A formal technical review evaluates the physical and chemical properties of the mixture components and experience with similar mixtures, including the review of stability data for similar species and concentrations. Any relevant scientific literature and temperature conditions are also reviewed in order to make an informed decision as to the stability of the product.
“Linde’s state-of-the-art capabilities allow us to produce traceable, stable, low level, multi-component mixtures,” says Harrison. “We routinely supply calibration standards containing more than 60 components at 100 ppb and below. To date, the most components we have supplied in a single cylinder are 110 — earning us a Guinness World Record.”
This ground-breaking 110-component calibration standard – part of Linde’s HiQ specialty gases range – comprises the largest number of components, including more than a hundred VOCs of any known calibration gas in commercial use today and represents an extraordinary level of technological achievement.
Linde formulated the custom made 110-component mixture for TestAmerica, who are using the standard in their laboratory for environmental analysis in Austin, Texas. The gas calibration standard will be used to detect and assess VOCs in samples of indoor and ambient air to determine safety levels and even to identify the potential source of pollution.

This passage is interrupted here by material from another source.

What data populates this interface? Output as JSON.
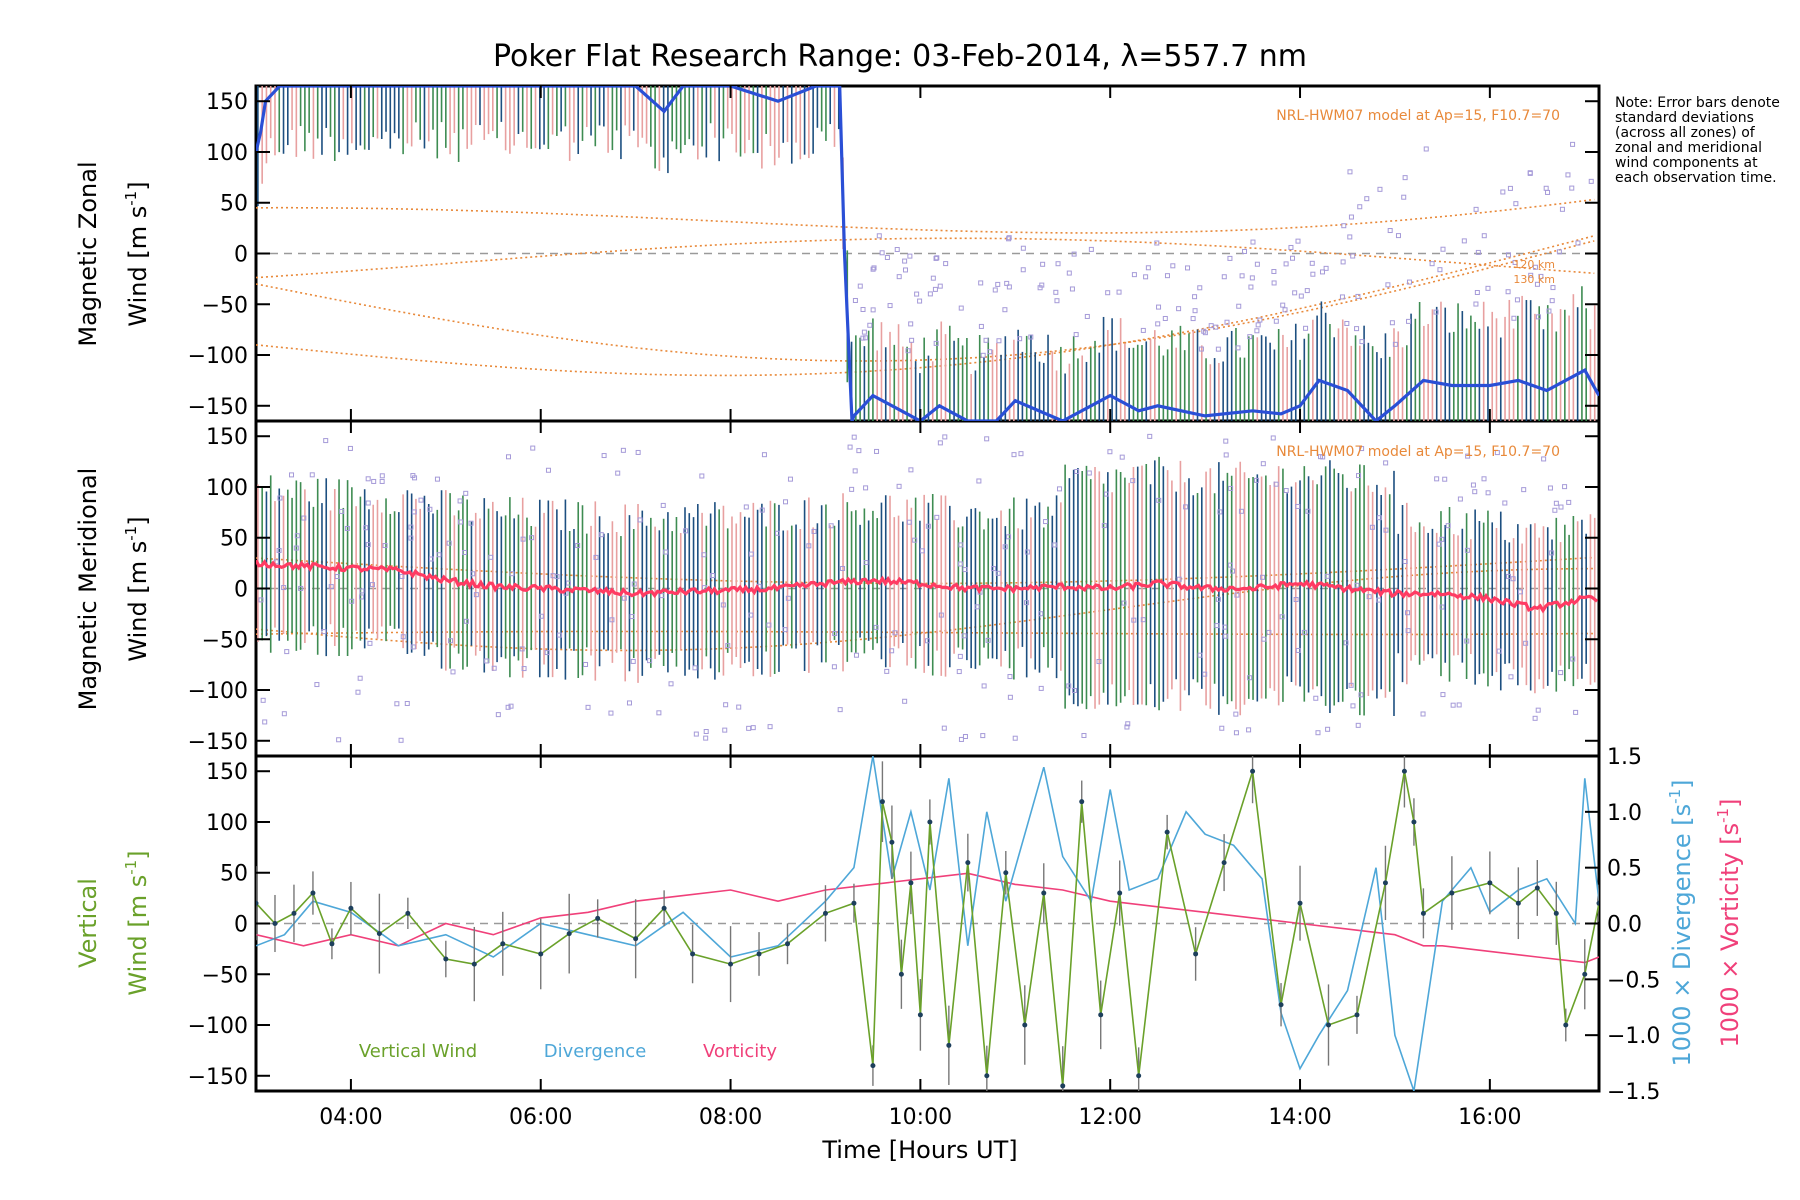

“Linde Gases’ development provided us the capability to have most of these compounds of interest under one analytical standard, cutting the time for set-up and calibration of our own laboratory instruments, and allowing us to run more samples,” said William Elcoate, TestAmerica’s Air Product Director.
While today VOC monitoring is all about emissions control — keeping within legislation and preventing the loss of valuable VOCs, Harrison suggests that in the not-too-distant future this arena could expand to include emissions trading.
“If or when this happens, it will have a direct financial impact on petrochemical companies,” he says. “As soon as VOCs become molecules included in emissions trading programmes, the focus will shift dramatically beyond just keeping emissions within legal limits, to embrace trading good environmental behaviour for money – or for the right to keep your plant open.”